1. The "Usage Example" Mandate
Look at the Quality Checklist item: At least one usage example is provided. Documentation tells you what code does. Examples tell you how to use it. By forcing the AI to generate a working example, you solve 80% of the "how do I call this?" questions before they are even asked. It forces the AI to simulate running the code, which often catches logic errors in the documentation itself.
2. Edge Case Excavation
A junior dev writes: @param {string} date. This prompt forces the AI to write: @param {string} date - ISO 8601 format (YYYY-MM-DD). Throws ValidationError if past date. It explicitly asks for Parameter Constraints and Error Handling. It turns implicit assumptions ("obviously the date can't be null") into explicit contracts.

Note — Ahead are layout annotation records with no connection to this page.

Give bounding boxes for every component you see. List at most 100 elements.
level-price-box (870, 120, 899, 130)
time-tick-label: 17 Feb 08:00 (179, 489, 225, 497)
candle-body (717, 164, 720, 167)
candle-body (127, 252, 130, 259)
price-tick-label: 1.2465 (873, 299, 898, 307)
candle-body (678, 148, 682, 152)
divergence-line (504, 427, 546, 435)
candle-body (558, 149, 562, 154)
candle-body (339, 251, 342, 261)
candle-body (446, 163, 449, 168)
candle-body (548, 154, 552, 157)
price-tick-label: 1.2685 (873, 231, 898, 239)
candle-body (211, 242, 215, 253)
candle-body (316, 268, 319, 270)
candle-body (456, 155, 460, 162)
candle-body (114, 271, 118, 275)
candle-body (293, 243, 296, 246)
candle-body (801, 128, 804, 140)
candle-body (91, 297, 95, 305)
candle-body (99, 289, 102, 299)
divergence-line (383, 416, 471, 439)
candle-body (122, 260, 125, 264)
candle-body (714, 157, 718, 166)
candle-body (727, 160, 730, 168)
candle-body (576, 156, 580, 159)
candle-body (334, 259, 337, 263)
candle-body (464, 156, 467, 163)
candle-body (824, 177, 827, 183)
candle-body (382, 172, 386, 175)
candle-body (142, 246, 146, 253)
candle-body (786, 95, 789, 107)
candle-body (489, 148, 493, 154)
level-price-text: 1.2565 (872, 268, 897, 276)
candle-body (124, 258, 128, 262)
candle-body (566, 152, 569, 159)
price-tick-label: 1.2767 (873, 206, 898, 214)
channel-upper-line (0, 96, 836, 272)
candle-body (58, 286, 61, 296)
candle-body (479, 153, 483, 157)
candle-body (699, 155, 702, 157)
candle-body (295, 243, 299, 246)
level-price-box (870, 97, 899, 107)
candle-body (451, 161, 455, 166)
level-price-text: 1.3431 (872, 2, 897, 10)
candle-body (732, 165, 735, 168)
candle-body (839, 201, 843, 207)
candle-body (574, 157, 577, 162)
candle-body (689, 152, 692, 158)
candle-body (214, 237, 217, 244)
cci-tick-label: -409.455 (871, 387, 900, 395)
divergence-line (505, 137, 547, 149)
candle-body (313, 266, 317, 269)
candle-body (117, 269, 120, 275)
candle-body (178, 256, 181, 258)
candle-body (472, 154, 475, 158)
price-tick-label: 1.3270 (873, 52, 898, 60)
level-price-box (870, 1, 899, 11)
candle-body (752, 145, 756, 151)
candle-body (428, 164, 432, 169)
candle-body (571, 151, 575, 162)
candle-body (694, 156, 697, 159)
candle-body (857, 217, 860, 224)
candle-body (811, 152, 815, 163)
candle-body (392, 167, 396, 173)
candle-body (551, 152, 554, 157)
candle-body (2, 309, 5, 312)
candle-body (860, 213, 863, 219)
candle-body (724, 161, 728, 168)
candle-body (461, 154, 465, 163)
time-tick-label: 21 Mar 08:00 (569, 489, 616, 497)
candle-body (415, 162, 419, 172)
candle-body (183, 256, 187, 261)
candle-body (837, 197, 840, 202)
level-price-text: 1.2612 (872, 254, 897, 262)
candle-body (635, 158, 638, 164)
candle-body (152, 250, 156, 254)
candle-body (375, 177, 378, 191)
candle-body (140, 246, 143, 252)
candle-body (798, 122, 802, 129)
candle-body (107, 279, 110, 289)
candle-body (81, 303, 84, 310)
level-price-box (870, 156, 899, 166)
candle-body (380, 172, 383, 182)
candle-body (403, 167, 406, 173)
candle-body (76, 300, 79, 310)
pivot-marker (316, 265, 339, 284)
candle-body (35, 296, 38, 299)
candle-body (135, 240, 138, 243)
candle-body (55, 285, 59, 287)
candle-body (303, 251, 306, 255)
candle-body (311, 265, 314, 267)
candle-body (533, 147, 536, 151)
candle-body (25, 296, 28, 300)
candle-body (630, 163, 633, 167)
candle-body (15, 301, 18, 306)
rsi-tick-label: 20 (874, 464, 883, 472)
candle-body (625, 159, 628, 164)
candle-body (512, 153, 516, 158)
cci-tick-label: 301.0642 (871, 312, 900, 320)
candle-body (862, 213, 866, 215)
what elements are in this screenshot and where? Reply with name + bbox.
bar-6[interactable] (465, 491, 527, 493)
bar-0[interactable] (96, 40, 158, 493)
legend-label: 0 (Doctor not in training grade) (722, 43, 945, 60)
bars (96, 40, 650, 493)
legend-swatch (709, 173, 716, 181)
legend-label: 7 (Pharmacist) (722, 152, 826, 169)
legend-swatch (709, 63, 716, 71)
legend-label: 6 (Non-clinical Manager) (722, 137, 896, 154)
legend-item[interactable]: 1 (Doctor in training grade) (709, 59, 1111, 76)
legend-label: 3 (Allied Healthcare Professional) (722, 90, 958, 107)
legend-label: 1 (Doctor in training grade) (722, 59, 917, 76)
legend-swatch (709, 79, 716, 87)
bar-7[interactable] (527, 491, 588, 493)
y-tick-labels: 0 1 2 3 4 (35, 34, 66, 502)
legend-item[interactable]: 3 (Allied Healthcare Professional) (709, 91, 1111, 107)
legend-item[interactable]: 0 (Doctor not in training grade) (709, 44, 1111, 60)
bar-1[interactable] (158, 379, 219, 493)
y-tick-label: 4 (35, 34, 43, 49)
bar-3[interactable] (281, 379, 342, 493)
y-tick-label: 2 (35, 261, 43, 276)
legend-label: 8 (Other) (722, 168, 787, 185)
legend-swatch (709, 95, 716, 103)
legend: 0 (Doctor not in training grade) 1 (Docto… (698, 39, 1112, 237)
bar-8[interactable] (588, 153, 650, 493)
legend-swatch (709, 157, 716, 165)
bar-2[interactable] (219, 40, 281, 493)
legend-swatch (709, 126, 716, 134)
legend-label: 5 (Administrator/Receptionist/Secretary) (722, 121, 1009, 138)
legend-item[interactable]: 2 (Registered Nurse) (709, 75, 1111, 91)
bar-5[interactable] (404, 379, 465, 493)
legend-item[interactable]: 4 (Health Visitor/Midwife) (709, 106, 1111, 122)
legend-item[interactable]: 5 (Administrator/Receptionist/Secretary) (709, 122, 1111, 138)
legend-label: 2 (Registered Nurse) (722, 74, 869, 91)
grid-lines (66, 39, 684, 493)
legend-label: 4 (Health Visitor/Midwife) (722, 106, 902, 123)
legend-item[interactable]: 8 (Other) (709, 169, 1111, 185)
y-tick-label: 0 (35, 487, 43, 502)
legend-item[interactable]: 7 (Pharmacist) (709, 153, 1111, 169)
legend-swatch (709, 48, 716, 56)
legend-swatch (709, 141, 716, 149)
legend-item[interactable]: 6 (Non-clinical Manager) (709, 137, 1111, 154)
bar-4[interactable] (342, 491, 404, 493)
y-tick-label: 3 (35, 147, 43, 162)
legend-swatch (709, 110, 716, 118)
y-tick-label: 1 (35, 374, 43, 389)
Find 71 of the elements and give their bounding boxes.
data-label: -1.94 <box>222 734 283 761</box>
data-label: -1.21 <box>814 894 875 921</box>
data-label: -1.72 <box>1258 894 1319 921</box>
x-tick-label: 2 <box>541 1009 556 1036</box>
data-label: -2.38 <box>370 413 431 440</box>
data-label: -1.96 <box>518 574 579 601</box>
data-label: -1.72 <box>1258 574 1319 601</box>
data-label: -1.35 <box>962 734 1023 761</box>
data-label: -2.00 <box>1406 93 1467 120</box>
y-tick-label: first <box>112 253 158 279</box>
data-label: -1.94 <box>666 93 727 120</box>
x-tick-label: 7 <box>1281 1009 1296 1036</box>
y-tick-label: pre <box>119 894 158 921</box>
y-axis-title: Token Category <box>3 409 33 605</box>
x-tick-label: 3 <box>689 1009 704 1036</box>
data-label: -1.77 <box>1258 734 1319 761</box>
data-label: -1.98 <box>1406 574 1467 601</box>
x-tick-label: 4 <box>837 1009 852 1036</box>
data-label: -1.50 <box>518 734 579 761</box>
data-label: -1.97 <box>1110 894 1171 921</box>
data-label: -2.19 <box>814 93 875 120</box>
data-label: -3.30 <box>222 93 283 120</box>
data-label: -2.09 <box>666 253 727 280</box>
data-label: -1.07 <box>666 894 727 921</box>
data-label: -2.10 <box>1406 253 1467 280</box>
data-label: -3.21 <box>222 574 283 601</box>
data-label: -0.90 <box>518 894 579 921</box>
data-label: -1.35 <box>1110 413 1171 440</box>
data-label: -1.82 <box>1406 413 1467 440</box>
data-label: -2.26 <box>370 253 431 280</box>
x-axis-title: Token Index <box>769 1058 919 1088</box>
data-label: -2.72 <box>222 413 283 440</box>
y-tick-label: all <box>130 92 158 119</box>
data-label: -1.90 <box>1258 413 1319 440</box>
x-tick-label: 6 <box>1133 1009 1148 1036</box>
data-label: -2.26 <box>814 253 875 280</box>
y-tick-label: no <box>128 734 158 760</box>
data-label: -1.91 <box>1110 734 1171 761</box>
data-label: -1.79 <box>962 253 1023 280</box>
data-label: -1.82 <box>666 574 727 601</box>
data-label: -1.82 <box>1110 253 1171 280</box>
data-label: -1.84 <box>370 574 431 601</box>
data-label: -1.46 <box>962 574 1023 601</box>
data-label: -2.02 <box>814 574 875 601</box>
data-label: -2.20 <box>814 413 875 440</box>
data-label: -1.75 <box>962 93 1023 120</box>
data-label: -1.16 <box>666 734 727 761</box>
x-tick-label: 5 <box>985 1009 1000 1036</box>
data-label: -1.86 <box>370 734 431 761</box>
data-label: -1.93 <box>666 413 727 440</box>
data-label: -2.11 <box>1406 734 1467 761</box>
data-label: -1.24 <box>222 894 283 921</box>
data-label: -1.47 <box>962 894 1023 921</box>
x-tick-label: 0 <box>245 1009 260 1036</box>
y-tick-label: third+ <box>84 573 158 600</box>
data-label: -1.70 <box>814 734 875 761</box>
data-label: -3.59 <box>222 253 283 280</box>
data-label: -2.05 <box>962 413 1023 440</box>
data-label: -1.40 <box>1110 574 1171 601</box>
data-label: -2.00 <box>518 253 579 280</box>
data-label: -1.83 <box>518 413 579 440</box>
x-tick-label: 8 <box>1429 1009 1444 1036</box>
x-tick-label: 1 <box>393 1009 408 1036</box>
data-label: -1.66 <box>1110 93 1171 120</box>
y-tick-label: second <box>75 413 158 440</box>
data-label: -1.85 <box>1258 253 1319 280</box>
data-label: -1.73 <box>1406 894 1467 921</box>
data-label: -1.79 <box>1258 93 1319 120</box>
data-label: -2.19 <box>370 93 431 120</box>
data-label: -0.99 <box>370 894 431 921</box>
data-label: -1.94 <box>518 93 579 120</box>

3. The "Bus Factor" Insurance
The Overview section isn't just a restatement of the function name. It requires a "High-level summary of purpose." This is the context that Dave took with him to the goat farm. It explains the why, not just the what.
Leave a Legacy, Not a Mystery
Code is read ten times more often than it is written. When you push undocumented code, you aren't saving time; you're taking out a loan that your future self (or your poor teammates) will have to pay back with massive interest.
You don't need to love writing docs. You just need to be smart enough to let a specialist handle it.
Copy the prompt. Paste the code. Save the team.
Because "Dave" is going to quit eventually. Make sure he leaves his brain behind.